I'm using Hibernate 3.3.2 with EntityManager 3.4

My entity classes basically look like this:

Code:
@Entity
public class Event implements Serializable {

  @Id
  @Column
  @GeneratedValue
  private Integer id;

  ... More columns

  @OneToMany(mappedBy = "event", fetch = FetchType.LAZY)
//  @OrderBy(clause = "contact0_.firstName, contact0_.lastName") (commented out due to known bug)
  private Set<Attendance> attendances;
   //  ... accessors
}


Code:
@Entity
public class Contact implements Serializable {
  @Id
  @Column
  @GeneratedValue
  private Integer id;

  // .. More columns 

  @OneToMany(mappedBy = "contact", fetch = FetchType.LAZY)
  @JoinColumn(name = "contact_id")
//  @OrderBy(clause = "event1_.startTime desc") // Accounting for aliasing... I hope this works
  private Set<Attendance> attendances;
}


And the class that joins them (and has some other properties, which is why I'm not just using a many-to-many join
Code:
@Entity
public class Attendance implements Serializable {

  @Id
  @Column
  @GeneratedValue
  private Integer id;

  @ManyToOne(cascade = CascadeType.ALL, fetch = FetchType.EAGER, targetEntity = Contact.class, optional = false)
  private Contact contact;

  @ManyToOne(cascade = CascadeType.ALL, fetch = FetchType.EAGER, targetEntity = Event.class, optional = false)
  private Event event;

  // A couple more fields
}

And now for the problem. I have existing Event and Contact entities. I query to get an event, and copy it to a more portable "Message" class. I then manipulate this message class to add attendance records and send it back down to the server. The Event class has toMessage() and fromMessage() methods that handle this copying. So then I do this:

Code:
Event event = new Event();
entity.fromMessage(manager, message);
return manager.merge(entity).toMessage();


After the fromMessage() call, the event has been populated with all of the necessary values, including id.

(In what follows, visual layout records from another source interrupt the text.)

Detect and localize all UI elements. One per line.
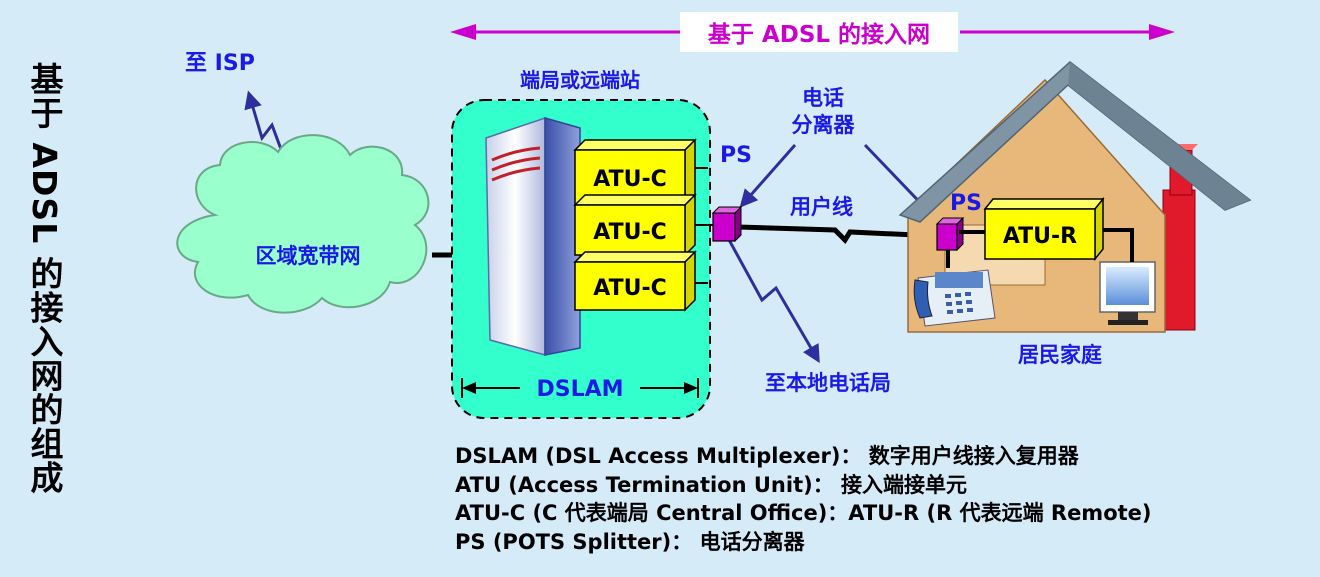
to-isp-label: 至 ISP <box>185 51 255 76</box>
side-title: 基于 ADSL 的接入网的组成 <box>25 62 64 495</box>
ps-right-label: PS <box>950 191 982 216</box>
atu-c-label: ATU-C <box>593 276 666 301</box>
legend: DSLAM (DSL Access Multiplexer)： 数字用户线接入复… <box>455 442 1152 556</box>
legend-line: ATU (Access Termination Unit)： 接入端接单元 <box>455 472 968 497</box>
ps-left-label: PS <box>720 143 752 168</box>
legend-line: DSLAM (DSL Access Multiplexer)： 数字用户线接入复… <box>455 444 1079 468</box>
top-span-arrow: 基于 ADSL 的接入网 <box>450 12 1175 52</box>
home-label: 居民家庭 <box>1018 343 1102 367</box>
splitter-label-line1: 电话 <box>802 86 844 110</box>
atu-c-stack: ATU-C ATU-C ATU-C <box>573 138 697 312</box>
dslam-label: DSLAM <box>536 377 623 402</box>
legend-line: PS (POTS Splitter)： 电话分离器 <box>455 529 805 554</box>
central-station-label: 端局或远端站 <box>520 68 640 92</box>
atu-c-label: ATU-C <box>593 220 666 245</box>
atu-c-label: ATU-C <box>593 167 666 192</box>
top-banner: 基于 ADSL 的接入网 <box>708 21 930 48</box>
telephone-icon <box>913 269 996 327</box>
legend-line: ATU-C (C 代表端局 Central Office)：ATU-R (R 代… <box>455 501 1152 525</box>
splitter-left-icon <box>711 205 743 243</box>
atu-c-box: ATU-C <box>573 193 697 257</box>
atu-r-label: ATU-R <box>1003 224 1077 249</box>
splitter-label-line2: 分离器 <box>792 113 856 137</box>
regional-broadband-cloud <box>176 134 430 314</box>
user-line-label: 用户线 <box>790 195 853 219</box>
cloud-label: 区域宽带网 <box>256 244 361 268</box>
to-local-office-label: 至本地电话局 <box>765 371 891 395</box>
atu-c-box: ATU-C <box>573 250 697 312</box>
atu-r-box: ATU-R <box>983 196 1105 262</box>
local-office-lightning <box>726 237 820 364</box>
server-tower-icon <box>485 116 581 356</box>
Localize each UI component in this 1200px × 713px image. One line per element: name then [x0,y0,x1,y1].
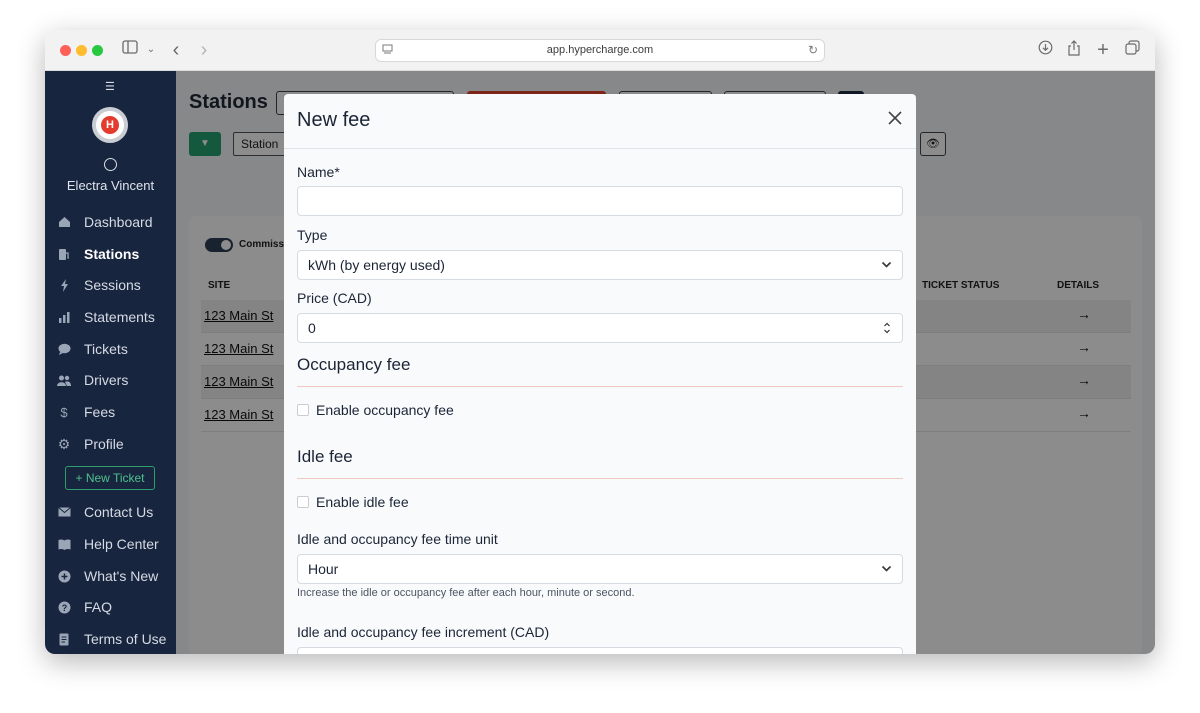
menu-icon[interactable]: ☰ [105,80,115,93]
browser-toolbar: ⌄ ‹ › app.hypercharge.com ↻ + [45,30,1155,71]
book-icon [57,537,71,551]
idle-fee-heading: Idle fee [297,447,353,466]
sidebar-item-profile[interactable]: ⚙ Profile [57,434,175,454]
new-fee-modal: New fee Name* Type kWh (by energy used) … [284,94,916,654]
price-value: 0 [308,320,316,336]
user-icon[interactable] [104,158,117,171]
home-icon [57,215,71,229]
sidebar-item-tickets[interactable]: Tickets [57,339,175,359]
modal-title: New fee [297,109,371,131]
type-label: Type [297,227,328,243]
checkbox-label: Enable occupancy fee [316,402,454,418]
svg-text:?: ? [61,603,67,613]
sidebar-item-label: Stations [84,246,140,262]
bolt-icon [57,278,71,292]
modal-header: New fee [284,94,916,149]
bar-chart-icon [57,310,71,324]
forward-icon[interactable]: › [197,40,211,60]
sidebar-item-label: Fees [84,404,116,420]
occupancy-fee-heading: Occupancy fee [297,355,411,374]
close-icon[interactable] [886,110,904,128]
price-label: Price (CAD) [297,290,372,306]
charging-station-icon [57,247,71,261]
chevron-down-icon [881,251,892,289]
close-window-button[interactable] [60,45,71,56]
checkbox-box[interactable] [297,404,309,416]
time-unit-value: Hour [308,561,339,577]
sidebar-item-dashboard[interactable]: Dashboard [57,212,175,232]
sidebar-item-label: Profile [84,436,124,452]
new-ticket-label: New Ticket [85,471,145,485]
plus-circle-icon [57,569,71,583]
minimize-window-button[interactable] [76,45,87,56]
chevron-down-icon [881,555,892,593]
checkbox-box[interactable] [297,496,309,508]
increment-label: Idle and occupancy fee increment (CAD) [297,624,550,640]
section-divider [297,386,903,387]
enable-idle-fee-checkbox[interactable]: Enable idle fee [297,494,409,510]
users-icon [57,373,71,387]
back-icon[interactable]: ‹ [169,40,183,60]
time-unit-help-text: Increase the idle or occupancy fee after… [297,587,635,599]
chevron-down-icon[interactable]: ⌄ [146,40,156,60]
time-unit-label: Idle and occupancy fee time unit [297,531,498,547]
download-icon[interactable] [1036,40,1054,60]
sidebar-item-label: Sessions [84,277,141,293]
sidebar-item-label: Statements [84,309,155,325]
sidebar-item-label: Dashboard [84,214,153,230]
name-label: Name* [297,164,340,180]
logo-mark: H [101,116,119,134]
type-select-value: kWh (by energy used) [308,257,445,273]
sidebar-item-drivers[interactable]: Drivers [57,370,175,390]
sidebar-item-statements[interactable]: Statements [57,307,175,327]
sidebar-item-contact-us[interactable]: Contact Us [57,502,175,522]
gear-icon: ⚙ [57,435,71,452]
new-ticket-button[interactable]: + New Ticket [65,466,155,490]
sidebar-item-help-center[interactable]: Help Center [57,534,175,554]
sidebar: ☰ H Electra Vincent Dashboard Stations S… [45,71,176,654]
new-tab-icon[interactable]: + [1094,40,1112,60]
sidebar-item-label: Terms of Use [84,631,167,647]
plus-icon: + [75,471,83,485]
checkbox-label: Enable idle fee [316,494,409,510]
type-select[interactable]: kWh (by energy used) [297,250,903,280]
sidebar-item-label: FAQ [84,599,113,615]
question-icon: ? [57,600,71,614]
sidebar-item-terms-of-use[interactable]: Terms of Use [57,629,175,649]
enable-occupancy-fee-checkbox[interactable]: Enable occupancy fee [297,402,454,418]
sidebar-item-whats-new[interactable]: What's New [57,566,175,586]
reload-icon[interactable]: ↻ [808,43,818,57]
url-text: app.hypercharge.com [546,44,654,56]
sidebar-toggle-icon[interactable] [121,40,139,60]
zoom-window-button[interactable] [92,45,103,56]
share-icon[interactable] [1065,40,1083,60]
sidebar-item-faq[interactable]: ? FAQ [57,597,175,617]
sidebar-item-label: What's New [84,568,159,584]
dollar-icon: $ [60,404,68,420]
stepper-icon[interactable] [883,314,891,353]
envelope-icon [57,505,71,519]
sidebar-item-label: Help Center [84,536,159,552]
increment-input[interactable] [297,647,903,654]
time-unit-select[interactable]: Hour [297,554,903,584]
tab-overview-icon[interactable] [1123,40,1141,60]
sidebar-item-label: Drivers [84,372,129,388]
price-input[interactable]: 0 [297,313,903,343]
sidebar-item-stations[interactable]: Stations [57,244,175,264]
sidebar-item-label: Contact Us [84,504,154,520]
hypercharge-logo[interactable]: H [92,107,128,143]
section-divider [297,478,903,479]
chat-bubble-icon [57,342,71,356]
user-name[interactable]: Electra Vincent [45,178,176,193]
name-input[interactable] [297,186,903,216]
sidebar-item-fees[interactable]: $ Fees [57,402,175,422]
sidebar-item-label: Tickets [84,341,128,357]
sidebar-item-sessions[interactable]: Sessions [57,275,175,295]
document-icon [57,632,71,646]
address-bar[interactable]: app.hypercharge.com ↻ [375,39,825,62]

The Attendance classes in the collection will have their original ids if they existed, but in this case I was adding the first attendance records, so the collection has two new (transient) elements in it. I call merge(), and I have cascade = Cascade.ALL set, so my expectation is that new Attendance rows will be persisted as needed, and things will just work.

Instead I get
java.lang.IllegalStateException: org.hibernate.TransientObjectException: object is an unsaved transient instance - save the transient instance before merging: com.jnd.jnddb.model.Attendance

Is there a way to get hibernate to just Do the Right Thing?

Thanks in advance, I'm kind of at the end of my rope with this project.